One week into the new year and wow, it’s already so good! I’m already growing. So I said I would take you on the chapters of my life and with that.. welcome to chapter one!!
I don’t know about you but I am so guilty of letting fear control my life and my actions. I think I’m more afraid that I’m not equip to do something and I’ll get the feeling of being uncomfortable and I don’t like that feeling.
So, if you know me personally you might know I went through these discipleship classes at my church. Starting at The Way, Life at The Way and Purpose at The Way. It’s basically teaching you the most foundational parts of the Bible. I received so much growth taking these classes and my walk with God only got stronger.
Recently one my growth coach’s from these classes contacted me about becoming a coach myself. I was so set on taking freedom at The Way first though and she said if I felt I needed to do that then I should.
A growth coach is just someone that holds you accountable for doing homework. They go over everything with you and they’re there to support and encourage you. I think the main reason I didn’t feel equip was because what if someone were to ask me something and I’m not knowledgeable about that area yet? I would feel kinda dumb honestly and not useful.
So this past Sunday there was a meeting and I wasn’t going to go. I was about to be disobedience to God because of my own fear and insecurities. I cried and even got prayer and then a friend told me, God wouldn’t have called me if I wasn’t ready for it. She also reminded me to check my pride. I thought “ I “wasn’t equip but God is. If God says I am then I should lean not on my own understanding but his. It wasn’t about me it was about God, glorifying him.

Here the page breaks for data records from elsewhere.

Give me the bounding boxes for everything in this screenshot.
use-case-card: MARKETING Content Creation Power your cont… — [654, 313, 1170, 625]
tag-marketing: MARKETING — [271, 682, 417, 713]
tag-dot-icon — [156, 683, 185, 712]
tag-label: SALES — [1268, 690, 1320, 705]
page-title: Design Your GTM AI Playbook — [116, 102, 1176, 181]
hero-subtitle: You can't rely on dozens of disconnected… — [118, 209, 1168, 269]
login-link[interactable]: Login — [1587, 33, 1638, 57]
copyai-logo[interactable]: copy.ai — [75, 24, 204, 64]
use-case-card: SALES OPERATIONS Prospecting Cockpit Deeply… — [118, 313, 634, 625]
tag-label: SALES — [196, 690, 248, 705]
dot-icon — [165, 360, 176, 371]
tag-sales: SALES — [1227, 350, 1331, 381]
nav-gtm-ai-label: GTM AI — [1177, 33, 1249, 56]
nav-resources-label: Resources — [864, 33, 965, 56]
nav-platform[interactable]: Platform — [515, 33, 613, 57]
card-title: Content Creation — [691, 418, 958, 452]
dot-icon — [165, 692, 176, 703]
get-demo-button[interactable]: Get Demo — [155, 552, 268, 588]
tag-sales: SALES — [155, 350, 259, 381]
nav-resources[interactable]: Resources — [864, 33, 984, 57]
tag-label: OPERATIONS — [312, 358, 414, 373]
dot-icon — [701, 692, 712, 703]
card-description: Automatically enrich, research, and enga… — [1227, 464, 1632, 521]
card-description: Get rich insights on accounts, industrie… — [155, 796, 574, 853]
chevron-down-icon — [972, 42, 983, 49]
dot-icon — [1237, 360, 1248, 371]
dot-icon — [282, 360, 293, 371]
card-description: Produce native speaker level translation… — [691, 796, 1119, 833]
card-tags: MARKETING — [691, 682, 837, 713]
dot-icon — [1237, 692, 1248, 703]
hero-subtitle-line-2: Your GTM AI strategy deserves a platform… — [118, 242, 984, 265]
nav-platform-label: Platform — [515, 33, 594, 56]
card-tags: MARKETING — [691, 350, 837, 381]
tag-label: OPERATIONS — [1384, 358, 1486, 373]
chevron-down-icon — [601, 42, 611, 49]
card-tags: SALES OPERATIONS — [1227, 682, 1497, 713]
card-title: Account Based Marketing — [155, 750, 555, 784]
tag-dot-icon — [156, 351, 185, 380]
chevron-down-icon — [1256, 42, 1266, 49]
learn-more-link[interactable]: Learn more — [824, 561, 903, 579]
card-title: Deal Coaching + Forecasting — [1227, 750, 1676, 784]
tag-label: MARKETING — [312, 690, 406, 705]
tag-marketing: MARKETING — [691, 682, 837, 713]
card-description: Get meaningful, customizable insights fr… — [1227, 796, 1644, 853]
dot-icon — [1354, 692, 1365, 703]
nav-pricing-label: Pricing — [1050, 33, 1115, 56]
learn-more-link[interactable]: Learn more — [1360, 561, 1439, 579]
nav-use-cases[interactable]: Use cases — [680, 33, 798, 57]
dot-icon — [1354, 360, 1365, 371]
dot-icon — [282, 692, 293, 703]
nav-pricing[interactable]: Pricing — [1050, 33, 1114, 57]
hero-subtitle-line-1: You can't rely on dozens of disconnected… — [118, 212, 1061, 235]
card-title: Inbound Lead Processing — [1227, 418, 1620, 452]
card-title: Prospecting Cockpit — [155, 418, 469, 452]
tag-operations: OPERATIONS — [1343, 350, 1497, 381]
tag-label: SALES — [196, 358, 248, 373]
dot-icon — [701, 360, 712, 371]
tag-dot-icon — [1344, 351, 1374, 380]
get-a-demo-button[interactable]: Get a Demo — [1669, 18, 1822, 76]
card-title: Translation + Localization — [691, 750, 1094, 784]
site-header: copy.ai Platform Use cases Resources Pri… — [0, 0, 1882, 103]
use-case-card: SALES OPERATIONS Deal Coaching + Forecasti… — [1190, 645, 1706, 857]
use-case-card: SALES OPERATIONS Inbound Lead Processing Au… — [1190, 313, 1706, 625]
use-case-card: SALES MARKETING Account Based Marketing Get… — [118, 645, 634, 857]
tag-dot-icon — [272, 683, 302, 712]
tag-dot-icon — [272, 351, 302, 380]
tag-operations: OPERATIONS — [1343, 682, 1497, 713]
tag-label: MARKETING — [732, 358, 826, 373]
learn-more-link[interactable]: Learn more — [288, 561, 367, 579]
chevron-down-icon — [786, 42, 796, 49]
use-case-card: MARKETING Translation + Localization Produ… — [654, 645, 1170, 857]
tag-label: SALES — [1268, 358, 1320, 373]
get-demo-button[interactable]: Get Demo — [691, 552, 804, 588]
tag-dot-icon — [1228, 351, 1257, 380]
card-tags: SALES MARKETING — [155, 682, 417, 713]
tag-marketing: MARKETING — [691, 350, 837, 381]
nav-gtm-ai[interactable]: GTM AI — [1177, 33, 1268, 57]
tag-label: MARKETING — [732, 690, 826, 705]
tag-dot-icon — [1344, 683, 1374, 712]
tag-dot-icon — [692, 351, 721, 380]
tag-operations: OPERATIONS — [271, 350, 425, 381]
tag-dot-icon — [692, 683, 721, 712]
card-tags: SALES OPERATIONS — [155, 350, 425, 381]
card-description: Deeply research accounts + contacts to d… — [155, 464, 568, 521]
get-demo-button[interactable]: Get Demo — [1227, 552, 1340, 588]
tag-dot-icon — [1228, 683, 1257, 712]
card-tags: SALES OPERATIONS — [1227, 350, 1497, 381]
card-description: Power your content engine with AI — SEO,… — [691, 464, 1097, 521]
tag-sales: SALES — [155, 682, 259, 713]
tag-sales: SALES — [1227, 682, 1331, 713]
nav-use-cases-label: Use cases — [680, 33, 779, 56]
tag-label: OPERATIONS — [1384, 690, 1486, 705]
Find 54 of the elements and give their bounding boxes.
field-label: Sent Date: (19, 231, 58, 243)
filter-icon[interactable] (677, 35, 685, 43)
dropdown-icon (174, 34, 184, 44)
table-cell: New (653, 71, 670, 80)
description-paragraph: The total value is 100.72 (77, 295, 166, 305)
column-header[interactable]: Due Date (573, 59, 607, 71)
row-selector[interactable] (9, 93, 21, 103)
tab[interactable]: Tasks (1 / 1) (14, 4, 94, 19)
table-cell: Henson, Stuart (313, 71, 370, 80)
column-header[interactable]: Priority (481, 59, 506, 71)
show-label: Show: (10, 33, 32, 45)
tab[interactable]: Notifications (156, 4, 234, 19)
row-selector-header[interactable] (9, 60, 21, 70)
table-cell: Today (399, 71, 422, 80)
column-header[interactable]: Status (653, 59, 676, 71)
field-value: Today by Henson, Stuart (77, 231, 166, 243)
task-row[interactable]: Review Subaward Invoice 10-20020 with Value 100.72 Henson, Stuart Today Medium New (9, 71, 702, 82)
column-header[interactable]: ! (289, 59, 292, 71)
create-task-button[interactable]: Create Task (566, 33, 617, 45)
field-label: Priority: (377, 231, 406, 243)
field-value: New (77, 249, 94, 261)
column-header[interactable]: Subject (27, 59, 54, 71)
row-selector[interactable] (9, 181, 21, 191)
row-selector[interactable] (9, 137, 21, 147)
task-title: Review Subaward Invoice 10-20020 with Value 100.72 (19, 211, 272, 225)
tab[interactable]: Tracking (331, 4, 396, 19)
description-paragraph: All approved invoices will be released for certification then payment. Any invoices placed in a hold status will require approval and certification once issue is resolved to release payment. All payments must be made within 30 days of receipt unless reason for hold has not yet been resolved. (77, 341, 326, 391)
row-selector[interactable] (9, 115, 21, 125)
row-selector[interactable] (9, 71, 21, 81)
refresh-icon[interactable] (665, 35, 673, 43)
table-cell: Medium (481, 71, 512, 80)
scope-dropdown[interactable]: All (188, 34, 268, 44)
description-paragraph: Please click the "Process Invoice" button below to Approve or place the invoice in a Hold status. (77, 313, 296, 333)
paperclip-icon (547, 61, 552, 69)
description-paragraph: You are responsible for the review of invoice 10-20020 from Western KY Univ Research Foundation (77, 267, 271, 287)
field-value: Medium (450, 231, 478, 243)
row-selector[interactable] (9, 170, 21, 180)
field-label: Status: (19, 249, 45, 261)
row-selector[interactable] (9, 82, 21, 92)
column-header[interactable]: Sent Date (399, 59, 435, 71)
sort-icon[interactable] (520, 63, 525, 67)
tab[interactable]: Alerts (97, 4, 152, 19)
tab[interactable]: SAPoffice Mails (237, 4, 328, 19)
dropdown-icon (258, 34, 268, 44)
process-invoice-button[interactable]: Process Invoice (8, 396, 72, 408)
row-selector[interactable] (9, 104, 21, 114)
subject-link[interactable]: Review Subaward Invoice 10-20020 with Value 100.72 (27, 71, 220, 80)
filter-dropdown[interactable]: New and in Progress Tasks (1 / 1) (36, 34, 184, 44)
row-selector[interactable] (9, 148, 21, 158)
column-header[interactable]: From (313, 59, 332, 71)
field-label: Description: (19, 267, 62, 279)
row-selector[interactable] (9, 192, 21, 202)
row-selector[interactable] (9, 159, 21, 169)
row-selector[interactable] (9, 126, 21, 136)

I knew I had to be obedient and I was. I went to that meeting. Last night was the first night of the classes and I got my group of girls and honestly I couldn’t have gotten a better group. God really did give me the words to say and when to say them.
I even step further out of my comfort zone and prayed for a girl individually, usually I’ll say that I’ll pray for you at home because I feel like I’m not a prayer warrior. None of that mattered to God. He told me to do it and I listened to him and he gave me all the right words to say. He let me impact this girl and change the way she thought.
My word for 2019 was growth and it’s already coming to pass! I need to remember with growth come uncomfortableness. I’m not always going to want to do things that require change but I have to. I’m choosing to walk in obedience and boldness.
Fear is of the enemy and I won’t let it take hold of me anymore!! I have to remember, fear can stop me from going places. It can hinder my growth. My fears don’t know my strength and the they don’t know the God I know!
So… as The breakup song says
“ Fear you don’t own me, there ain’t no room in this story and I ain’t got time for you telling me what I’m not like you know me well guess what? I know who I am. I know I’m strong and I am free. I got my own identity, So fear, you will never be welcome here! “
I’m choosing to face everything and rise.
Is there anybody out there like me, needing fear to leave?